I cittadini beneficiari dei contributi sui canoni di locazione per l'anno 2014 riceveranno in media 966 euro ciascuno. Resta solo da comprendere quando ma, ormai, il grosso dell'operazione «fitto casa» si è conclusa.
Infatti, il dirigente della Prima area, Caterina Navach, ha determinato la liquidazione una somma complessiva di 1.341.220 euro a beneficio di 1.388 cittadini ammessi al contributo, di cui 953 per la fascia A e 435 per la fascia B.
A tale somma si giunge partendo dagli 866.000 euro stanziati per il Comune di Trani, dalla Regione Puglia, lo scorso 19 luglio. Palazzo di città, a sua volta, ha integrato quei fondi con un cofinanziamento di 177.351 euro, grazie al quale la Regione, lo scorso 22 novembre, ha approvato il riparto dei fondi della premialità assegnando al Comune di Trani un ulteriore contributo di 346.000 euro.
Il 20 per cento di tale somma, pari a 69.000 euro, è stato destinato alla costituenda Agenzia regionale per l'affitto, che ha il compito di aiutare le persone in difficoltà a trovare case sfitte a prezzi di mercato.
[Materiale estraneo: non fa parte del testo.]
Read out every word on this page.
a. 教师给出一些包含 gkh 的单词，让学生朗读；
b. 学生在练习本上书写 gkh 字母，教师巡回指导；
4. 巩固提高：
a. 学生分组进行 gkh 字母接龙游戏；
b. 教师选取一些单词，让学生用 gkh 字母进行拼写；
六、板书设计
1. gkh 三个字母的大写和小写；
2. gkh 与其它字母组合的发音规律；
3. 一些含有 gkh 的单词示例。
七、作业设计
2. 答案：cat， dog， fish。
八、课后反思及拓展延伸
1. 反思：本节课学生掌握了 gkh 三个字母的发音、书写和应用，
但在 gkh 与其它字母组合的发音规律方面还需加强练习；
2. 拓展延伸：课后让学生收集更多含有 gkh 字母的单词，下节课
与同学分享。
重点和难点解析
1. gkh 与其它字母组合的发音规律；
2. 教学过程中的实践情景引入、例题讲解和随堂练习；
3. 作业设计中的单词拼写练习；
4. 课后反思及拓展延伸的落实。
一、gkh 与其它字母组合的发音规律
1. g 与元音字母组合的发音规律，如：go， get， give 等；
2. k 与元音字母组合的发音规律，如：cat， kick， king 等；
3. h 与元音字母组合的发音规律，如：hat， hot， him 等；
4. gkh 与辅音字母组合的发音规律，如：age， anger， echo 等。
Quei fondi, però, alla pari dei 62.00 euro dello scorso anno, per il momento sono accantonati nell'attesa dell'avvio di questo soggetto.
Il restante 80 per cento, pari a 277.000 euro, è stato invece destinato ad integrare i contributi sui canoni di locazione del 2014.
A questo punto ci sono tutti i numeri per procedere alla liquidazione degli aventi diritto, ma la Regione Puglia non ha materialmente erogato il proprio contributo, né il Comune di Trani è nelle condizioni economiche di anticipare i soldi fondi, non avendo sufficiente disponibilità di cassa.
Per questo motivo, sarà difficile che la liquidazione avvenga entro Natale, circostanza che i beneficiari avrebbero fortemente gradito e che, lo scorso anno, si era effettivamente verificata a partire dal 16 dicembre: questa volta bisognerà attendere l'inizio dell'anno nuovo.
Peraltro, tenendo conto del fatto che quella di 966 euro è una media stimata fra tutti gli aventi diritto, è probabile che molti percepiranno somme superiori ai 1000 euro. In questo caso, però, non si procederà ad una doppia liquidazione (anticipo e saldo), come è accaduto l'anno scorso, ma il contributo sarà erogato in una sola tranche, in quanto secondo la Legge di stabilità del 2016 il limite del contante è aumentato da 1000 a 3000 euro.